A family is desperate for answers after their son disappeared just days before his 30th birthday.
Benjamin “Michael” Saylor, who goes by Michael, last communicated with his family on July 26, 2019, via text message. The Oak Hill, Ohio man texted his father that his truck had broken down.
Investigators say Michael, who lives on State Route 279, was in the area of Erwin Road, CH & D, Dixon Road and SR 327, a mile or so from the AA truck stop off of SR 35.
Shortly after the text message to his dad, Michael’s phone was turned off.
Days passed without a word from Michael. On July 29, Michael’s 30th birthday, friends and family filled his Facebook page with birthday messages. No response from Michael.
Authorities said family members located his truck, but Michael was nowhere to be found.
Michael’s father, Anthony “Art” Saylor, went to the police station that day and reported him missing.
“All I want to do is find Michael,” Art told Dateline. “It’s not like him to just pick up and leave. He would have called his mother for sure. Or he would have called me.”
But Art said he had a sick feeling that something bad had happened.
Art told Dateline that Michael struggled his entire life with drug addiction. It began in high school. Art said his son was an A/B Honor Roll student, played varsity sports and “all he talked about was going to college.”
But that soon changed, and addiction took over for years. In November 2018, Art said Michael got clean and he believed his son had stayed clean since then.
“He was doing really good,” Art said. “He was working. Making money. And we were spending a lot of time together. More time than we used to. It was good.”
Art said Michael was working hard remodeling homes and had plans to eventually launch a business flipping houses. Art, who has always been in the logging business, agreed to help his son get started.
The father/son duo grew closer as they also spent weekends fishing and deer hunting.
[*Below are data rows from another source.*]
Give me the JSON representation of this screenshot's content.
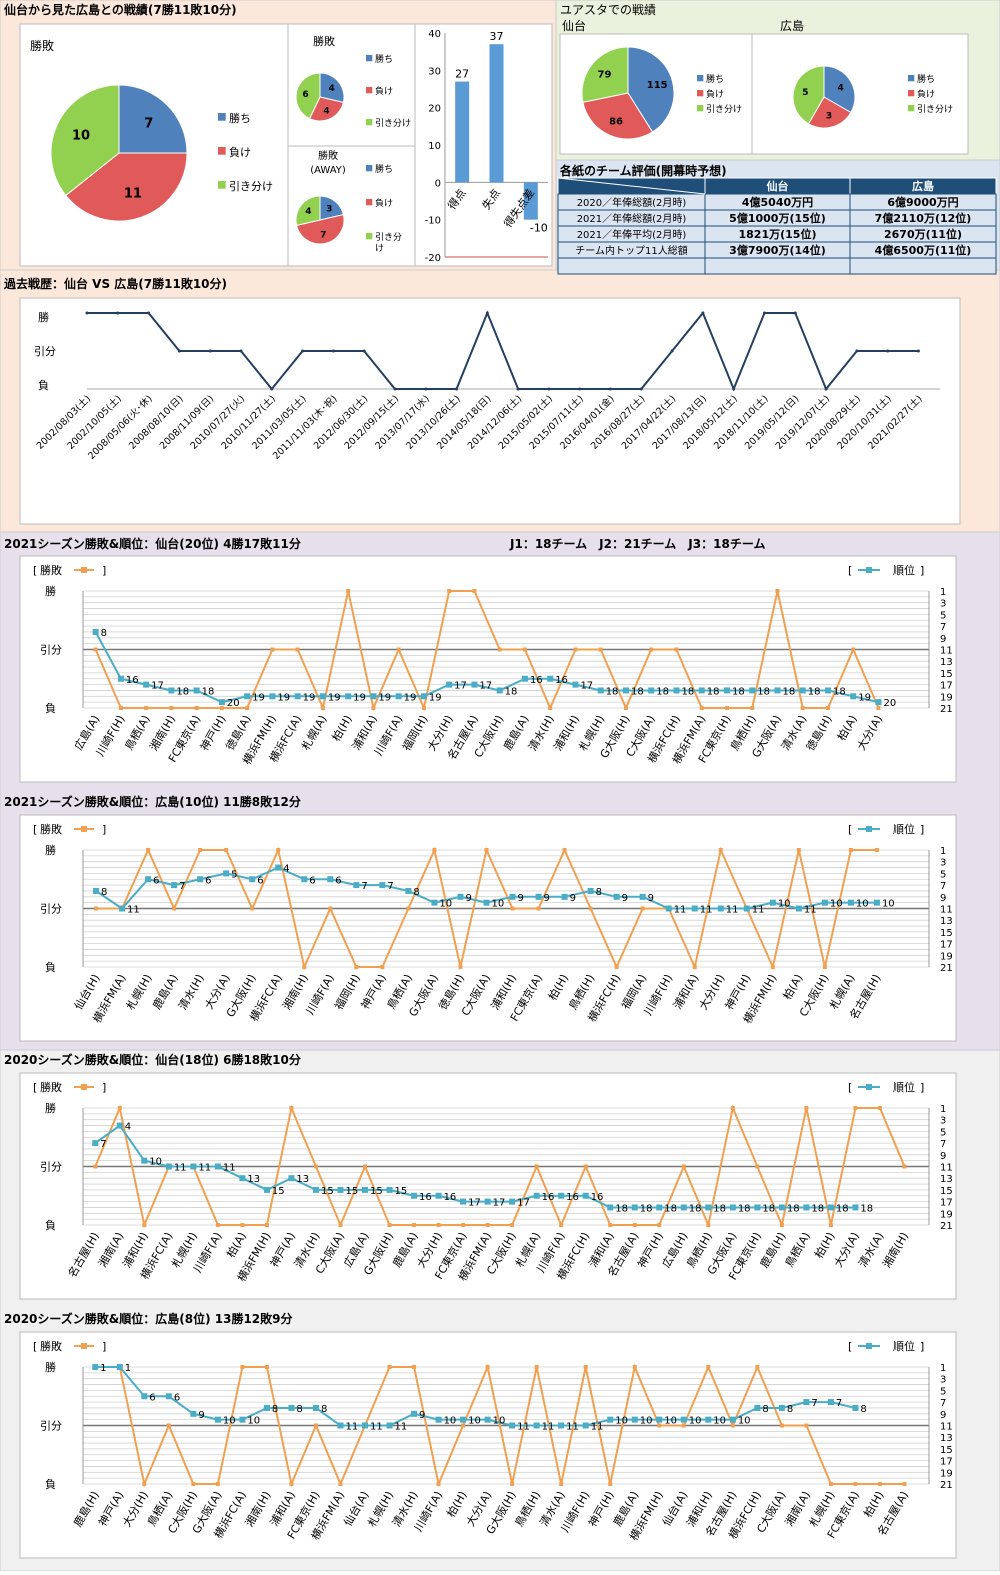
{
  "colors": {
    "win": "#4f81bd",
    "lose": "#e05a5a",
    "draw": "#92d050",
    "orange": "#f0a050",
    "teal": "#4bacc6",
    "navy": "#243f60",
    "header": "#1f4e79"
  },
  "sections": {
    "summary_title": "仙台から見た広島との戦績(7勝11敗10分)",
    "yuasuta_title": "ユアスタでの戦績",
    "yuasuta_sendai": "仙台",
    "yuasuta_hiroshima": "広島",
    "eval_title": "各紙のチーム評価(開幕時予想)",
    "history_title": "過去戦歴：仙台 VS 広島(7勝11敗10分)",
    "s2021_sendai_title": "2021シーズン勝敗&順位：仙台(20位) 4勝17敗11分",
    "league_info": "J1：18チーム　J2：21チーム　J3：18チーム",
    "s2021_hiroshima_title": "2021シーズン勝敗&順位：広島(10位) 11勝8敗12分",
    "s2020_sendai_title": "2020シーズン勝敗&順位：仙台(18位) 6勝18敗10分",
    "s2020_hiroshima_title": "2020シーズン勝敗&順位：広島(8位) 13勝12敗9分"
  },
  "legend": {
    "win": "勝ち",
    "lose": "負け",
    "draw": "引き分け",
    "draw_wrapped": [
      "引き分",
      "け"
    ],
    "result": "勝敗",
    "rank": "順位",
    "bracket_open": "[",
    "bracket_close": "]",
    "ylabel_win": "勝",
    "ylabel_draw": "引分",
    "ylabel_lose": "負"
  },
  "table": {
    "headers": [
      "",
      "仙台",
      "広島"
    ],
    "rows": [
      [
        "2020／年俸総額(2月時)",
        "4億5040万円",
        "6億9000万円"
      ],
      [
        "2021／年俸総額(2月時)",
        "5億1000万(15位)",
        "7億2110万(12位)"
      ],
      [
        "2021／年俸平均(2月時)",
        "1821万(15位)",
        "2670万(11位)"
      ],
      [
        "チーム内トップ11人総額",
        "3億7900万(14位)",
        "4億6500万(11位)"
      ],
      [
        "",
        "",
        ""
      ]
    ]
  },
  "chart_data": [
    {
      "id": "total",
      "type": "pie",
      "title": "勝敗",
      "categories": [
        "勝ち",
        "負け",
        "引き分け"
      ],
      "values": [
        7,
        11,
        10
      ]
    },
    {
      "id": "home",
      "type": "pie",
      "title": "勝敗",
      "categories": [
        "勝ち",
        "負け",
        "引き分け"
      ],
      "values": [
        4,
        4,
        6
      ]
    },
    {
      "id": "away",
      "type": "pie",
      "title": "勝敗\n(AWAY)",
      "categories": [
        "勝ち",
        "負け",
        "引き分け"
      ],
      "values": [
        3,
        7,
        4
      ]
    },
    {
      "id": "goals",
      "type": "bar",
      "categories": [
        "得点",
        "失点",
        "得失点差"
      ],
      "values": [
        27,
        37,
        -10
      ],
      "ylim": [
        -20,
        40
      ],
      "yticks": [
        -20,
        -10,
        0,
        10,
        20,
        30,
        40
      ]
    },
    {
      "id": "yua_sendai",
      "type": "pie",
      "categories": [
        "勝ち",
        "負け",
        "引き分け"
      ],
      "values": [
        115,
        86,
        79
      ]
    },
    {
      "id": "yua_hiroshima",
      "type": "pie",
      "categories": [
        "勝ち",
        "負け",
        "引き分け"
      ],
      "values": [
        4,
        3,
        5
      ]
    },
    {
      "id": "history",
      "type": "line",
      "categories": [
        "2002/08/03(土)",
        "2002/10/05(土)",
        "2008/05/06(火･休)",
        "2008/08/10(日)",
        "2008/11/09(日)",
        "2010/07/27(火)",
        "2010/11/27(土)",
        "2011/03/05(土)",
        "2011/11/03(木･祝)",
        "2012/06/30(土)",
        "2012/09/15(土)",
        "2013/07/17(水)",
        "2013/10/26(土)",
        "2014/05/18(日)",
        "2014/12/06(土)",
        "2015/05/02(土)",
        "2015/07/11(土)",
        "2016/04/01(金)",
        "2016/08/27(土)",
        "2017/04/22(土)",
        "2017/08/13(日)",
        "2018/05/12(土)",
        "2018/11/10(土)",
        "2019/05/12(日)",
        "2019/12/07(土)",
        "2020/08/29(土)",
        "2020/10/31(土)",
        "2021/02/27(土)"
      ],
      "values": [
        2,
        2,
        2,
        1,
        1,
        1,
        0,
        1,
        1,
        1,
        0,
        0,
        0,
        2,
        0,
        0,
        0,
        0,
        0,
        1,
        2,
        0,
        2,
        2,
        0,
        1,
        1,
        1
      ]
    },
    {
      "id": "s2021_sendai",
      "type": "line",
      "categories": [
        "広島(A)",
        "川崎F(H)",
        "鳥栖(A)",
        "湘南(H)",
        "FC東京(A)",
        "神戸(H)",
        "徳島(A)",
        "横浜FM(H)",
        "横浜FC(A)",
        "札幌(A)",
        "柏(H)",
        "浦和(A)",
        "川崎F(A)",
        "福岡(H)",
        "大分(H)",
        "名古屋(A)",
        "C大阪(H)",
        "鹿島(A)",
        "清水(H)",
        "浦和(H)",
        "札幌(H)",
        "G大阪(H)",
        "C大阪(A)",
        "横浜FC(H)",
        "横浜FM(A)",
        "FC東京(H)",
        "鳥栖(H)",
        "G大阪(A)",
        "清水(A)",
        "徳島(H)",
        "柏(A)",
        "大分(A)"
      ],
      "results": [
        1,
        0,
        0,
        0,
        0,
        0,
        0,
        1,
        1,
        0,
        2,
        0,
        1,
        0,
        2,
        2,
        1,
        1,
        0,
        1,
        1,
        0,
        1,
        1,
        0,
        0,
        0,
        2,
        0,
        0,
        1,
        0
      ],
      "ranks": [
        8,
        16,
        17,
        18,
        18,
        20,
        19,
        19,
        19,
        19,
        19,
        19,
        19,
        19,
        17,
        17,
        18,
        16,
        16,
        17,
        18,
        18,
        18,
        18,
        18,
        18,
        18,
        18,
        18,
        18,
        19,
        20
      ]
    },
    {
      "id": "s2021_hiroshima",
      "type": "line",
      "categories": [
        "仙台(H)",
        "横浜FM(A)",
        "札幌(H)",
        "鹿島(A)",
        "清水(H)",
        "大分(A)",
        "G大阪(H)",
        "横浜FC(A)",
        "湘南(H)",
        "川崎F(A)",
        "福岡(H)",
        "神戸(A)",
        "鳥栖(A)",
        "G大阪(A)",
        "徳島(H)",
        "C大阪(A)",
        "浦和(H)",
        "FC東京(A)",
        "柏(H)",
        "鳥栖(H)",
        "横浜FC(H)",
        "福岡(A)",
        "川崎F(H)",
        "浦和(A)",
        "大分(H)",
        "神戸(H)",
        "横浜FM(H)",
        "柏(A)",
        "C大阪(H)",
        "札幌(A)",
        "名古屋(H)"
      ],
      "results": [
        1,
        1,
        2,
        1,
        2,
        2,
        1,
        2,
        0,
        1,
        0,
        0,
        1,
        2,
        0,
        2,
        1,
        1,
        2,
        1,
        0,
        1,
        1,
        0,
        2,
        1,
        0,
        2,
        0,
        2,
        2
      ],
      "ranks": [
        8,
        11,
        6,
        7,
        6,
        5,
        6,
        4,
        6,
        6,
        7,
        7,
        8,
        10,
        9,
        10,
        9,
        9,
        9,
        8,
        9,
        9,
        11,
        11,
        11,
        11,
        10,
        11,
        10,
        10,
        10
      ]
    },
    {
      "id": "s2020_sendai",
      "type": "line",
      "categories": [
        "名古屋(H)",
        "湘南(A)",
        "浦和(H)",
        "横浜FC(A)",
        "札幌(H)",
        "川崎F(A)",
        "柏(A)",
        "横浜FM(H)",
        "神戸(A)",
        "清水(H)",
        "C大阪(A)",
        "広島(A)",
        "G大阪(H)",
        "鹿島(A)",
        "大分(H)",
        "FC東京(A)",
        "横浜FM(A)",
        "C大阪(H)",
        "札幌(A)",
        "川崎F(A)",
        "横浜FC(H)",
        "浦和(A)",
        "名古屋(A)",
        "神戸(H)",
        "広島(H)",
        "鳥栖(H)",
        "G大阪(A)",
        "FC東京(H)",
        "鹿島(H)",
        "鳥栖(A)",
        "柏(H)",
        "大分(A)",
        "清水(A)",
        "湘南(H)"
      ],
      "results": [
        1,
        2,
        0,
        1,
        1,
        0,
        0,
        0,
        2,
        1,
        0,
        1,
        0,
        0,
        0,
        0,
        0,
        0,
        1,
        0,
        1,
        0,
        0,
        0,
        1,
        0,
        2,
        1,
        0,
        2,
        0,
        2,
        2,
        1
      ],
      "ranks": [
        7,
        4,
        10,
        11,
        11,
        11,
        13,
        15,
        13,
        15,
        15,
        15,
        15,
        16,
        16,
        17,
        17,
        17,
        16,
        16,
        16,
        18,
        18,
        18,
        18,
        18,
        18,
        18,
        18,
        18,
        18,
        18
      ]
    },
    {
      "id": "s2020_hiroshima",
      "type": "line",
      "categories": [
        "鹿島(H)",
        "神戸(A)",
        "大分(H)",
        "鳥栖(A)",
        "C大阪(H)",
        "G大阪(A)",
        "横浜FC(A)",
        "湘南(H)",
        "浦和(A)",
        "FC東京(H)",
        "横浜FM(A)",
        "仙台(A)",
        "札幌(H)",
        "清水(H)",
        "川崎F(A)",
        "柏(H)",
        "大分(A)",
        "G大阪(H)",
        "鳥栖(H)",
        "清水(A)",
        "川崎F(H)",
        "神戸(H)",
        "鹿島(A)",
        "横浜FM(H)",
        "仙台(A)",
        "浦和(H)",
        "名古屋(H)",
        "横浜FC(H)",
        "C大阪(A)",
        "湘南(A)",
        "札幌(H)",
        "FC東京(A)",
        "柏(H)",
        "名古屋(A)"
      ],
      "results": [
        2,
        2,
        0,
        1,
        0,
        0,
        2,
        2,
        0,
        1,
        0,
        1,
        2,
        2,
        0,
        1,
        2,
        0,
        2,
        0,
        2,
        0,
        2,
        1,
        1,
        2,
        1,
        2,
        1,
        1,
        0,
        0,
        0,
        0
      ],
      "ranks": [
        1,
        1,
        6,
        6,
        9,
        10,
        10,
        8,
        8,
        8,
        11,
        11,
        11,
        9,
        10,
        10,
        10,
        11,
        11,
        11,
        11,
        10,
        10,
        10,
        10,
        10,
        10,
        8,
        8,
        7,
        7,
        8
      ]
    }
  ]
}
Michael also has a two-year-old son, Maverick, who lives in Massachusetts. Michael and Maverick often FaceTime and the boy’s mother had planned to bring him to visit his father in August.
So when all contact was lost with Michael, his father knew something was wrong.
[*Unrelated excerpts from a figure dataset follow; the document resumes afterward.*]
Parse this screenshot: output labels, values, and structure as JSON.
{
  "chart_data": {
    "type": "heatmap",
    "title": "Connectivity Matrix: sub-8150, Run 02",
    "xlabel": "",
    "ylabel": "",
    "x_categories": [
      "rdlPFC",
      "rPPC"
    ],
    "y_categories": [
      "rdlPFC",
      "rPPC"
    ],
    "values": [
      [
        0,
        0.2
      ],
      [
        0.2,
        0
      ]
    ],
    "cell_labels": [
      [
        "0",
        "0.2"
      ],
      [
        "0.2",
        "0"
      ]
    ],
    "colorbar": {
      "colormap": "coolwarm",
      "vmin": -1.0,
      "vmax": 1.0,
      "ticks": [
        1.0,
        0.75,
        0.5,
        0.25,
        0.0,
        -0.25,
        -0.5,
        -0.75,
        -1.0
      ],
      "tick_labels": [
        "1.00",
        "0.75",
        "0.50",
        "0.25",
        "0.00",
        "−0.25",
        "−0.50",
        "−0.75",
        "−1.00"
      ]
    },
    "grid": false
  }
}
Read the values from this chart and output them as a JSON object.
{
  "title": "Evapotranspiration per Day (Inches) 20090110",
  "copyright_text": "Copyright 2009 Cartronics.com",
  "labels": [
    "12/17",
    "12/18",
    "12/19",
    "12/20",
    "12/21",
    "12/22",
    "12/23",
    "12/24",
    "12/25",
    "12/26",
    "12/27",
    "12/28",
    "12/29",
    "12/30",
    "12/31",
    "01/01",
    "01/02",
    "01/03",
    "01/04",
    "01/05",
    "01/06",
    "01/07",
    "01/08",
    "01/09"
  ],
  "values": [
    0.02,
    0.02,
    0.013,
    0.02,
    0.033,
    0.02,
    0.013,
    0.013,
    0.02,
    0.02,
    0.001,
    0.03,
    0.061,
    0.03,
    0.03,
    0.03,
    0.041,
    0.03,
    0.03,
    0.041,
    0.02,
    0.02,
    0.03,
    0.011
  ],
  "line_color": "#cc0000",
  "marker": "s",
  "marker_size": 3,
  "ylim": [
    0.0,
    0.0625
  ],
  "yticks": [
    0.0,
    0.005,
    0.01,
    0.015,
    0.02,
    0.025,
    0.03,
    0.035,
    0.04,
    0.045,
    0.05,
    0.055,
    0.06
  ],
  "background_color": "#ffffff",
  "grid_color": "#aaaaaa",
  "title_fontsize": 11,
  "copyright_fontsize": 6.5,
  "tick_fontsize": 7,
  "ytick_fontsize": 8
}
“I had a sick feeling that he had relapsed -- that he had overdosed,” Art said. “Something inside told me something was wrong.”
Art told Dateline he also worried that Michael had gotten into trouble with the crowd he was hanging out with. He said Michael had just been paid and he was afraid they did something terrible to Michael for the money.
“No matter how this turns out, we have to bring awareness to the drug use in this country… and to what it’s doing to our children,” Art told Dateline. “This has been a nightmare for my entire family.”
The Jackson County Sheriff's Office continues to search for Michael’s whereabouts and have been following numerous tips. However, the tips have not led to his location.
A $25,000 reward is being offered to the person or persons with information that leads authorities directly to Michael’s location.
"Michael has to be found to get the reward," Jackson County Sheriff Tedd Frazier said in a press release. “Anyone with information should contact the Jackson County Sheriff's Office and speak with Major Scott Conley or Investigator Rick Zinn.”
The reward was made possible through generous donations from the Bring Michael Home Candlelight Vigil, held on Saturday, August 24, according to investigators.
Michael is a white male with brown hair and blue eyes. He is 5 feet 9 inches tall, weighing 180 pounds. He was last known to have a beard. He has a tattoo honoring his late grandfather on his right arm of a logging truck. He also has a tattoo of a fish hook on top of his hand.
If you know where Michael Saylor is, or have information that could help investigators, contact the Jackson County Sheriff's Office at 740-286-6464 and ask for Major Scott Conley or Investigator Rick Zinn.
UPDATE: As of October 4, 2019, the reward being offered for information leading authorities to Michael's location has increased to $25,000, according to the family.